Le politologue Belul Beqaj a considéré que la formation du nouveau gouvernement est liée à des sujets très importants, comme la démarketation, les visas, etc., qui devraient être votés indépendamment de l'existence de gouvernements minoritaires ou majoritaires. “Ces sujets devraient être adoptés, que le gouvernement majoritaire ou [...] soit en cause.
Ces sujets doivent être transmis, que le gouvernement majoritaire ou minoritaire soit en cause. Par conséquent, l'insistance éventuelle sur la formation du gouvernement est principalement liée à ces thèmes hérités, peu importe combien le gouvernement sera stable”, il a géré.
Selon lui, toutefois, avant la mise en place du gouvernement, il faut un accord entre les partenaires de la coalition.
Avant la création du gouvernement, je crois qu'il s'agira de sujets qui devraient faire l'objet d'un accord préalable avec les partenaires de la coalition, car toute autre solution est une perte de temps et d'espoir”.
Pendant ce temps, l'analyste politique Imer Mushkolaj a estimé que les principaux sujets, qui ont transmis le pays au cours de la gouvernance passée, pourraient être résolus par accord entre la position de l'opposition.
Les questions “telles que la démarcation, l'association et l'armée pourraient aussi être surmontées par un large consensus entre le pouvoir et l'opposition, et pas nécessairement par la majorité qui constitue le gouvernement de coalition. Ainsi, la meilleure chose serait que peu importe qui crée le gouvernement, il pourrait atteindre avec l'opposition et d'autres actes de la société un consensus global sur l'adoption de ces questions, qui devraient être techniques, mais sont devenues la cause politique”, a-t-il souligné.

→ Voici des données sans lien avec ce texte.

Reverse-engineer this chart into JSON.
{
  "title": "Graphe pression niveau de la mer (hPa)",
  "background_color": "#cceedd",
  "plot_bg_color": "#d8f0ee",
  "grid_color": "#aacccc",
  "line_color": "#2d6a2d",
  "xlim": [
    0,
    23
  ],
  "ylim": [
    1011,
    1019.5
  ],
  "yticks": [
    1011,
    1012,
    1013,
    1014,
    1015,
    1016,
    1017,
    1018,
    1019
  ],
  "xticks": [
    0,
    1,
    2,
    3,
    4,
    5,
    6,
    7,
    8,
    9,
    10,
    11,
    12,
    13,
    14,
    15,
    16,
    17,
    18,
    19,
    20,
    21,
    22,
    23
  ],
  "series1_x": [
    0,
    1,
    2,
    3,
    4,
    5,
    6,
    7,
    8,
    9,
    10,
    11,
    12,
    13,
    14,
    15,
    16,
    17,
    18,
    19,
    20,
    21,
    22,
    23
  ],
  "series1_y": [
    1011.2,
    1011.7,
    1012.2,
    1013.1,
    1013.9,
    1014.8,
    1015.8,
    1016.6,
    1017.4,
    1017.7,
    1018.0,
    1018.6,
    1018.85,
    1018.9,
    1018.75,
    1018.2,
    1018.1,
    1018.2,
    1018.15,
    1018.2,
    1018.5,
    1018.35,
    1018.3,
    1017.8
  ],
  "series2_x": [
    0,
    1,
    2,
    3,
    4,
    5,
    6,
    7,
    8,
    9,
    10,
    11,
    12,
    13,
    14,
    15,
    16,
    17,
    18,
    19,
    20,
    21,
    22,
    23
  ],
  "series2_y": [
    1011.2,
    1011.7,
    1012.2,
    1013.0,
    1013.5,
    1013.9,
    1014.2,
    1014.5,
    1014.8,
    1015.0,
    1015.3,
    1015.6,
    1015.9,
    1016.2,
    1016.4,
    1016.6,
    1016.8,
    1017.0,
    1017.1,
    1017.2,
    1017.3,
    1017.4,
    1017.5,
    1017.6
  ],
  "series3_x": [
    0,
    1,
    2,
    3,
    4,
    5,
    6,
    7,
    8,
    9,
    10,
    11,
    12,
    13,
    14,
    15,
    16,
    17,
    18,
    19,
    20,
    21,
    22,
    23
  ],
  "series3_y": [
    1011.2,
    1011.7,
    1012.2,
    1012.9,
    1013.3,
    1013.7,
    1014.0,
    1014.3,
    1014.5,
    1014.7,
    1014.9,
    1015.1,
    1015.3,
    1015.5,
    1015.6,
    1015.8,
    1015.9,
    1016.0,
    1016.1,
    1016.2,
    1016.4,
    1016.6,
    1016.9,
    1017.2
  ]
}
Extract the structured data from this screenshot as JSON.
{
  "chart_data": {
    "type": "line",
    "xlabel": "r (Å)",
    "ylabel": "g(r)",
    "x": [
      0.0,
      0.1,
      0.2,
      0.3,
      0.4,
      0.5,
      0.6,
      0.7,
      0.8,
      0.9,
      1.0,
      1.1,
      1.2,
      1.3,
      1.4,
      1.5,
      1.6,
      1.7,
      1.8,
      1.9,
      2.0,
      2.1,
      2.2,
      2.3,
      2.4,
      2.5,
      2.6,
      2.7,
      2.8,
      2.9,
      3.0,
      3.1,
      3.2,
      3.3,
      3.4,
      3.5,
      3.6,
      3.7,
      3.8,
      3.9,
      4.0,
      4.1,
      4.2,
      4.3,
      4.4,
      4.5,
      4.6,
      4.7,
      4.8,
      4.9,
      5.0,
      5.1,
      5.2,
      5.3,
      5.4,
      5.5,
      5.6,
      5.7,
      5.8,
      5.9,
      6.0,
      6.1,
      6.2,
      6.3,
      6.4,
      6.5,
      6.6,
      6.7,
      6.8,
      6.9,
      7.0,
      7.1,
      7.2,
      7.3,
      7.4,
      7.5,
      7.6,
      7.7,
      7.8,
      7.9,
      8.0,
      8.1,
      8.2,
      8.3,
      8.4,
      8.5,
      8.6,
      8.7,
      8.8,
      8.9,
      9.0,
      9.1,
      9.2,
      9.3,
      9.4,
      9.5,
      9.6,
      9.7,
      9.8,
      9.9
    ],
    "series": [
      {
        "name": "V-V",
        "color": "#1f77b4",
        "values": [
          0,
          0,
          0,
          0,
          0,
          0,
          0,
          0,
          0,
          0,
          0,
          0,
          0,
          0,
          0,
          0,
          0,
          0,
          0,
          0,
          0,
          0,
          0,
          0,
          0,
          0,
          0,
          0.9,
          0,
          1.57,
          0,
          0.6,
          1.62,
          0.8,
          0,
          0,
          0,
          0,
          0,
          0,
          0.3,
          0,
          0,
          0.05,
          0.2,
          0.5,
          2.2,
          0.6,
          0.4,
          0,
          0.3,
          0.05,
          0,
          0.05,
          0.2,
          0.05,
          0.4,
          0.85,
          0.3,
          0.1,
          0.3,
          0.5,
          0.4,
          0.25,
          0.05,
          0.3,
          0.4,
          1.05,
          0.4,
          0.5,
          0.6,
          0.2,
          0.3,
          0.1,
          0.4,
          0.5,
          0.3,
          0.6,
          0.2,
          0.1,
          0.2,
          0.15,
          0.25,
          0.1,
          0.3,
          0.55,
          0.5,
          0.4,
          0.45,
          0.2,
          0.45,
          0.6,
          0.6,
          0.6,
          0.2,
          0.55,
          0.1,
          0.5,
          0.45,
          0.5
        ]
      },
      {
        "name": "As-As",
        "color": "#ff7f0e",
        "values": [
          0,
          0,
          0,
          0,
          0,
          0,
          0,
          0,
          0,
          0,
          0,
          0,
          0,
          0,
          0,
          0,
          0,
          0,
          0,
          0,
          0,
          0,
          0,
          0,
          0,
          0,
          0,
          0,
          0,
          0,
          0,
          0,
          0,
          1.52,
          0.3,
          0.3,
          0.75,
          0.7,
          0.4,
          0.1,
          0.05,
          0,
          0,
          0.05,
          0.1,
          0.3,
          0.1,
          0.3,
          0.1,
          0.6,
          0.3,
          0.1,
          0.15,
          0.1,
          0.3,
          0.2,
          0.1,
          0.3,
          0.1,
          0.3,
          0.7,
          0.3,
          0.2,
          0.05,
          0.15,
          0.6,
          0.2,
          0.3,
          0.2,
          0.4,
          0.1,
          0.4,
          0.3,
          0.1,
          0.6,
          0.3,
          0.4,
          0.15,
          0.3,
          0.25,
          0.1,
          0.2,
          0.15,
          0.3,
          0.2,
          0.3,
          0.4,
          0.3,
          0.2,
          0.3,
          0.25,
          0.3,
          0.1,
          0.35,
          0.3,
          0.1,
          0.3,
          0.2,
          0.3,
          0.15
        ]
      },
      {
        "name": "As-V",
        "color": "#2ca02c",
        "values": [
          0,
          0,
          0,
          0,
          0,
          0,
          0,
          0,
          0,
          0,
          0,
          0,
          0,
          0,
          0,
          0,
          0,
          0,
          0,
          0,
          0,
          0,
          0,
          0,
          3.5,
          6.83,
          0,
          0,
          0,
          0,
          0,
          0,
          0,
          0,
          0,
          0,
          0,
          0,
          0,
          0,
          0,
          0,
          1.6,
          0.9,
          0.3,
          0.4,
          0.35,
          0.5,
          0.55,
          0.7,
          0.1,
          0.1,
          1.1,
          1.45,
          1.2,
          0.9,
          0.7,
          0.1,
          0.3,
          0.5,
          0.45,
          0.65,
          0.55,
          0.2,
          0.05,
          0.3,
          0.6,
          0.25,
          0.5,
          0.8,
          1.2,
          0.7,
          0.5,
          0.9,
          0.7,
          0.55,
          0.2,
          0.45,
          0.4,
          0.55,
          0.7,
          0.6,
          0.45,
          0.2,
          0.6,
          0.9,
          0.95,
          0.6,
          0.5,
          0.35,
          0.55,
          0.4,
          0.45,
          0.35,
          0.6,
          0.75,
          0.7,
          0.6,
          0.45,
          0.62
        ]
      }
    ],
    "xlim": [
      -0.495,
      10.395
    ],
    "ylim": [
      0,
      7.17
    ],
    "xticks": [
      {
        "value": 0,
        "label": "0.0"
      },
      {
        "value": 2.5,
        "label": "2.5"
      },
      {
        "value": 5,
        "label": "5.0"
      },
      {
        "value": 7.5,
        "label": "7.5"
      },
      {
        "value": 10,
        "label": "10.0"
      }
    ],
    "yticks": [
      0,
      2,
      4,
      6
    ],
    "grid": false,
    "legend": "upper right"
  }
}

Et le gouvernement, selon Mushkolaj, devrait se concentrer sur des sujets tels que le développement économique, la lutte contre la criminalité organisée et la corruption, et l'agenda européen.
Même Hakki Abazi, un connaisseur politique, a estimé que depuis l'après-guerre il n'y avait pas eu de situation politique plus grave qu'aujourd'hui.
Il n'y a pas eu de situation plus difficile et une phase d'isolement total depuis l'après-guerre. Tous les échecs de la politique et de la direction ont provoqué une insatisfaction envers les citoyens, qui n'ont même pas pris la peine de voter, et c'est aussi un climat de climatisme avec ceux qui, autrefois, aimaient et respectaient le nouvel État et avaient une admiration sans fin pour le pays et le peuple du Kosovo”, a-t-il déclaré.
Il a en outre estimé qu'un gouvernement d'unité était nécessaire pour résoudre toutes ces questions.